Calls procedure for every association in hash-table with three arguments: the key of the association, the value of the association, and an accumulated value val. Val is init for the first invocation of procedure, and for subsequent invocations of procedure, the return value of the previous invocation. The value returned by hash-table-fold is the return value of the last invocation of f. The order in which procedure is called for different associations is unspecified. (SRFI-69 hash-table-fold; not in R6RS but trivially implemented: see below.)

Excluded features

The following features are not part of this proposal for various reasons.

Incompatible return values

Hash-table-keys is present in both SRFI 69 and R6RS, but returns a list of keys in the first, a vector of keys in the second.

Hash-table-values returns a list of values in SRFI 69; hashtable-entries returns two values, a vector of keys and a vector of values in R6RS.

Hash-table-hash-function always returns the hash function of a hash table in SRFI 69, but returns #f in the case of eq? (and eqv?) hash tables in R6RS.

Hash-table-equivalence-function returns the equivalence function, but in R6/R7RS you can't reliably check functions for identity, so you don't know what you've got.

In R6RS but not in SRFI 69

Hashtable-clear!, which removes all associations from a hash table.

Specifying the initial capacity of a hash table.

Immutable hash tables.

Hash tables based on eqv?.

In SRFI 69 but not in R6RS

Hash-table-walk, which is the analogue of for-each for hash tables.

Conversion from a-lists to hash tables and back.

Hash-table-merge, which destructively adds all associations in a source hash table to a destination hash table.

Default values specified in the form of a thunk to call.

In Common Lisp but not Scheme

The current capacity (as opposed to size) of a hash table.

Rehash size and threshold.

Hash tables based on equalp (which is not in Scheme).

With-hash-table-iterator, a hash table external iterator implemented as a local macro.

Sxhash, a stable hash function.

R6RS implementation of hash-table-fold

(define (hash-table-fold h proc init) (let-values (((k v) (hashtable-entries h)) ((s) (hashtable-size h))) (do ((i 0 (+ 1 i)) (val init (proc (vector-ref k i) (vector-ref v i) val))) ((= i s) val))))

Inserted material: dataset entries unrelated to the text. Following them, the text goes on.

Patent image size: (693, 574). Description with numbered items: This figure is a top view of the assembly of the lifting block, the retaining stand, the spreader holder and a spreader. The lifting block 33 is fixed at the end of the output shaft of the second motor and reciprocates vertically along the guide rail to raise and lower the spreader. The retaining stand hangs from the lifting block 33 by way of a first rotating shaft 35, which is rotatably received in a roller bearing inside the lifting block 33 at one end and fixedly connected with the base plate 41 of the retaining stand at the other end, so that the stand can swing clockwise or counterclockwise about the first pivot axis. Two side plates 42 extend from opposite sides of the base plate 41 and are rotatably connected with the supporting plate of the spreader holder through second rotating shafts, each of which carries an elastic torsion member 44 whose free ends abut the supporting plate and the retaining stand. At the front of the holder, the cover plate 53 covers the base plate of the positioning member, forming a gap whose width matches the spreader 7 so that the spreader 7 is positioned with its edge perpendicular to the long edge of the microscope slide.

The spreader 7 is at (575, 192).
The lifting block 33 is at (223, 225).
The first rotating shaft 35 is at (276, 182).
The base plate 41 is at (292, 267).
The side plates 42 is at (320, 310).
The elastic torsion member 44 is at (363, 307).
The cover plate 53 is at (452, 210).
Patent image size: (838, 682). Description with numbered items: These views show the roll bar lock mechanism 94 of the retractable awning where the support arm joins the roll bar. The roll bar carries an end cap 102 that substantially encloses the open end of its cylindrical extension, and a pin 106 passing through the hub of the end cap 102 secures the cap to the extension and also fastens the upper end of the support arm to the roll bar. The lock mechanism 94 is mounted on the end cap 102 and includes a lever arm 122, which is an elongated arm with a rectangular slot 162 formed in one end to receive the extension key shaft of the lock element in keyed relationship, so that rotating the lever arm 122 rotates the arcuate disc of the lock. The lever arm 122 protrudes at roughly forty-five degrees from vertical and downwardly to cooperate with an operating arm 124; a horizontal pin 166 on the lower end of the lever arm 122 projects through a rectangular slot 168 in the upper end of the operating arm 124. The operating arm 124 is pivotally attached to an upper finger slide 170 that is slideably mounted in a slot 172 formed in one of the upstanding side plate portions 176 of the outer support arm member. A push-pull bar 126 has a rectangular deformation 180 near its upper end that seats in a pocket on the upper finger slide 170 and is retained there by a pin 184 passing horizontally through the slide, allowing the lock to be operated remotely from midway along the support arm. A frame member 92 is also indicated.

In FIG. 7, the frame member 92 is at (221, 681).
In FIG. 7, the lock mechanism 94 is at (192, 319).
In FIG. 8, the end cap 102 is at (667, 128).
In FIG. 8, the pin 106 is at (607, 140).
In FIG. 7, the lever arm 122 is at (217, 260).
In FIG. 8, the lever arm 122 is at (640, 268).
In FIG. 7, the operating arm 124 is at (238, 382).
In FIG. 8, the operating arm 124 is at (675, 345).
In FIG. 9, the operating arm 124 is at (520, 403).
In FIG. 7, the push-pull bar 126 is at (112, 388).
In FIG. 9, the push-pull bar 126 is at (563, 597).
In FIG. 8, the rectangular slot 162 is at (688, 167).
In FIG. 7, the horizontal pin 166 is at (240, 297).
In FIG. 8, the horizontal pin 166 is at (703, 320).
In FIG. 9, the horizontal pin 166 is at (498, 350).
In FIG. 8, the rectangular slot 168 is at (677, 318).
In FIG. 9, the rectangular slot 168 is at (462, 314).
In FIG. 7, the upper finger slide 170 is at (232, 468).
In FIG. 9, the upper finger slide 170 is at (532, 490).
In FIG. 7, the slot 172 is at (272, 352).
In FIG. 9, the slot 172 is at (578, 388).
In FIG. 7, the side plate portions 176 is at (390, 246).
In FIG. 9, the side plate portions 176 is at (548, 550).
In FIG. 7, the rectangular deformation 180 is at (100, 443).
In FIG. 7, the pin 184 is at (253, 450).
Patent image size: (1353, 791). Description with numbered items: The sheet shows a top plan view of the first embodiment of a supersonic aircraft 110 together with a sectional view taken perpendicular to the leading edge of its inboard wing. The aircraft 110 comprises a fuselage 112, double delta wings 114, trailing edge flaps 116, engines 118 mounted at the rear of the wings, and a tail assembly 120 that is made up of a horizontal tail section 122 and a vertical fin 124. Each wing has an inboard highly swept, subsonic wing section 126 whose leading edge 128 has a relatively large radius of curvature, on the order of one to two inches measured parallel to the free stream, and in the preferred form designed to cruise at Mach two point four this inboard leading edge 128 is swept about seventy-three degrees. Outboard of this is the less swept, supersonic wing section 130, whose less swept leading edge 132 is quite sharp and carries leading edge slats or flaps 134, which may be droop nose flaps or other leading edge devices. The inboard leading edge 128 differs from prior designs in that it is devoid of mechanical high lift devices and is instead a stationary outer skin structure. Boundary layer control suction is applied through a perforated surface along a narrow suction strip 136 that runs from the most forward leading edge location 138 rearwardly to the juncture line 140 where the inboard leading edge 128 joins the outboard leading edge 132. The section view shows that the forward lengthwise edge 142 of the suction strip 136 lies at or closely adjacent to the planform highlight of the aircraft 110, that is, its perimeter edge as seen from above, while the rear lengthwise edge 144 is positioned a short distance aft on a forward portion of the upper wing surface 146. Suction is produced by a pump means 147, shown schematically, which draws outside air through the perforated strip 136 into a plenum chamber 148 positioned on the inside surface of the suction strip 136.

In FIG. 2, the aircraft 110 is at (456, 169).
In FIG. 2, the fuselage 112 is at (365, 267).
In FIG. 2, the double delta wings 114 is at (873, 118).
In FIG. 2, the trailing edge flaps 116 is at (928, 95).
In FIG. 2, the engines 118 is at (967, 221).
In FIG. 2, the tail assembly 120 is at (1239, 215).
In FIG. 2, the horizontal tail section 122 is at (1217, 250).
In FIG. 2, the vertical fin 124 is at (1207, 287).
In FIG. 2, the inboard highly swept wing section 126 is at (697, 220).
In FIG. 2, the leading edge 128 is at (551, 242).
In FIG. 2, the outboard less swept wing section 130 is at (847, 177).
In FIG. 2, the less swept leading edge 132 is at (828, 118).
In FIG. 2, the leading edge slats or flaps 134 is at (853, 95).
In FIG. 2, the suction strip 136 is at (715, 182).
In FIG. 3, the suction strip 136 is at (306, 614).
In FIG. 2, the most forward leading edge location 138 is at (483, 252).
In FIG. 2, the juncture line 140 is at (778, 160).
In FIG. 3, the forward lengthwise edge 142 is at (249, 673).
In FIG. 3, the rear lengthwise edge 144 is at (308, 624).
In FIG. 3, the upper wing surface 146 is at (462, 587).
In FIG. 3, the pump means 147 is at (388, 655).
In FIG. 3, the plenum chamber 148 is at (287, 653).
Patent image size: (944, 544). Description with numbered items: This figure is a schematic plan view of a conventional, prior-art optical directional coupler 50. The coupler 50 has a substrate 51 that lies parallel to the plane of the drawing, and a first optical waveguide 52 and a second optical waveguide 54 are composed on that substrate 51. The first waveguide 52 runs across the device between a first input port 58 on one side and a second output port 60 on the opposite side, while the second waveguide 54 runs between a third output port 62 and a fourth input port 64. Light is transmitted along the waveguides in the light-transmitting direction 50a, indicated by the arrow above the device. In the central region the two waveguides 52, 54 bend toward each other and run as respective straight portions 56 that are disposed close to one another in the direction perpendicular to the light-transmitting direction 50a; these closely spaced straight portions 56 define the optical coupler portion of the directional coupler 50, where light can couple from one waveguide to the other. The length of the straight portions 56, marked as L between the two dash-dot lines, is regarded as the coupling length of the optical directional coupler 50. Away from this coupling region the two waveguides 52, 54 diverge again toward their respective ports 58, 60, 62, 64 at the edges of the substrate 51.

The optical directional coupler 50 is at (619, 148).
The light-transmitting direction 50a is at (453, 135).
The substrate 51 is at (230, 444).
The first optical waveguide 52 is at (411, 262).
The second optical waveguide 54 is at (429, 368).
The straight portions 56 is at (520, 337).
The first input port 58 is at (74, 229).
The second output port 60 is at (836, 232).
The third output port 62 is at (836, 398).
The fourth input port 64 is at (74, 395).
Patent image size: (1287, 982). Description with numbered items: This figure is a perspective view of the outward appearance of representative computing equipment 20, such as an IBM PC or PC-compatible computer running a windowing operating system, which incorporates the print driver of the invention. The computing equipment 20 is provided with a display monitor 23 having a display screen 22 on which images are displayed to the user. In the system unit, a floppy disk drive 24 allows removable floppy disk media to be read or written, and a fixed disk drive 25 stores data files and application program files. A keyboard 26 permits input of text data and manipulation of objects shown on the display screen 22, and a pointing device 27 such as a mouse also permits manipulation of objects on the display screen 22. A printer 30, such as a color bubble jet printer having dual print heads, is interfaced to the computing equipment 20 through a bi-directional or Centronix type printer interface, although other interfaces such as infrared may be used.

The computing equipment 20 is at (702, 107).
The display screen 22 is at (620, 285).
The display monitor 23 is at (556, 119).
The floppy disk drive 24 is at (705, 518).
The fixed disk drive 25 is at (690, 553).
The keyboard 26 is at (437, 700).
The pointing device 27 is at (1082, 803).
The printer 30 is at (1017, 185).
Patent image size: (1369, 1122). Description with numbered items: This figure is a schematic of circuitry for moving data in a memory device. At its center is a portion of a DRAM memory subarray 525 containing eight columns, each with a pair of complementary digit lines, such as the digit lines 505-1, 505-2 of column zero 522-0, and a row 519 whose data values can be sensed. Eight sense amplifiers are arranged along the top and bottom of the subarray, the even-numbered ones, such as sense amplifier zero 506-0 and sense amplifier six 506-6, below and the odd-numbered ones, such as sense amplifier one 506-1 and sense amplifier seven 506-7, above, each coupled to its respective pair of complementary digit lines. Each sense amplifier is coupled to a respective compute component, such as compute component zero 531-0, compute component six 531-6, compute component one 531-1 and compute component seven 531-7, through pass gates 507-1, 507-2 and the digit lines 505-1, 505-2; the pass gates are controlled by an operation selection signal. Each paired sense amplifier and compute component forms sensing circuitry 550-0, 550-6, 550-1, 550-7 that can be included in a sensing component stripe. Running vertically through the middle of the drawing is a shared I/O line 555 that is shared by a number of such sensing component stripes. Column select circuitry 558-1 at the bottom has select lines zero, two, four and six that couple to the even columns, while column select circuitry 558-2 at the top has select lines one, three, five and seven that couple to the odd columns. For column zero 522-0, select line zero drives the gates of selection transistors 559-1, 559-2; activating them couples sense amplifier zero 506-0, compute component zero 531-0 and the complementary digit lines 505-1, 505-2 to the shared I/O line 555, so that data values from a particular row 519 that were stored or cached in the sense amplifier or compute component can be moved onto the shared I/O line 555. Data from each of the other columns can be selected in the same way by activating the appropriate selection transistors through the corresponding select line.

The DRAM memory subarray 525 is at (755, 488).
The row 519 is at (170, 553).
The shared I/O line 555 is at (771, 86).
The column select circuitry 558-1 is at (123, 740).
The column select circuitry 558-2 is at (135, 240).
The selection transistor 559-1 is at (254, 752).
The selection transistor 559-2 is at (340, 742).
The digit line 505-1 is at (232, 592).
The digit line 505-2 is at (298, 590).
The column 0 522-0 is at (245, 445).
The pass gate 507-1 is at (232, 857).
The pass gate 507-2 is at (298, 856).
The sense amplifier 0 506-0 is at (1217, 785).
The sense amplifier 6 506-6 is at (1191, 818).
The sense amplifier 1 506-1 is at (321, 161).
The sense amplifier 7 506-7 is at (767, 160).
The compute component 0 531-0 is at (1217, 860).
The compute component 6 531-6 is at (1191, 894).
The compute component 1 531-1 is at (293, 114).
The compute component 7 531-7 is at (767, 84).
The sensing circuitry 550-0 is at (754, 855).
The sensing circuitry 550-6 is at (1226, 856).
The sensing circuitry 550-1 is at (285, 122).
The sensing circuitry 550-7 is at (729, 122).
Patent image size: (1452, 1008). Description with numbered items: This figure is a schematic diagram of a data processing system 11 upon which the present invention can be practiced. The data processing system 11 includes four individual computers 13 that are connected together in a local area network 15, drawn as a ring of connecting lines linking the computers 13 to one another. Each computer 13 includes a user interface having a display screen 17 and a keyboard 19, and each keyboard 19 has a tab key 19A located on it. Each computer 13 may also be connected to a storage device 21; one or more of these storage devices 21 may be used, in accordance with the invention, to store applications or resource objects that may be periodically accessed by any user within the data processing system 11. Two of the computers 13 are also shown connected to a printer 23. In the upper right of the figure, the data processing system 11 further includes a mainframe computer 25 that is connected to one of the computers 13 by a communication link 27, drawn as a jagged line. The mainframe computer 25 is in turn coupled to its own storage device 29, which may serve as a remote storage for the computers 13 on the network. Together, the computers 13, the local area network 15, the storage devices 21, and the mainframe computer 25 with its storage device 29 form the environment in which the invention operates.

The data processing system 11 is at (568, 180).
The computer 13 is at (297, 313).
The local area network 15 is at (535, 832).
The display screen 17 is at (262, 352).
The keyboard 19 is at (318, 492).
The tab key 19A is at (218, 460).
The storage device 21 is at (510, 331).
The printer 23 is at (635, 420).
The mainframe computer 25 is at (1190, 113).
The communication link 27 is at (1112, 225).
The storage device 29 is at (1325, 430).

I have added equivalences to SRFI 69 and R6RS facilities. Systems supporting either should be able to support these hash tables trivially; it will be necessary to write hash-table-fold for R6RS systems. I have adopted SRFI 69's term hash-table rather than R6RS's hashtable because of our decision in #40. Besides, the word hashtable obviously means something that can be ... hashted.

The main annoyances of this proposal for SRFI 69 programmers will be remembering to supply a third argument to hash-table-ref, and for R6RS programmers will be remembering to insert a hyphen in hashtable. Both will have to get used to the new constructors.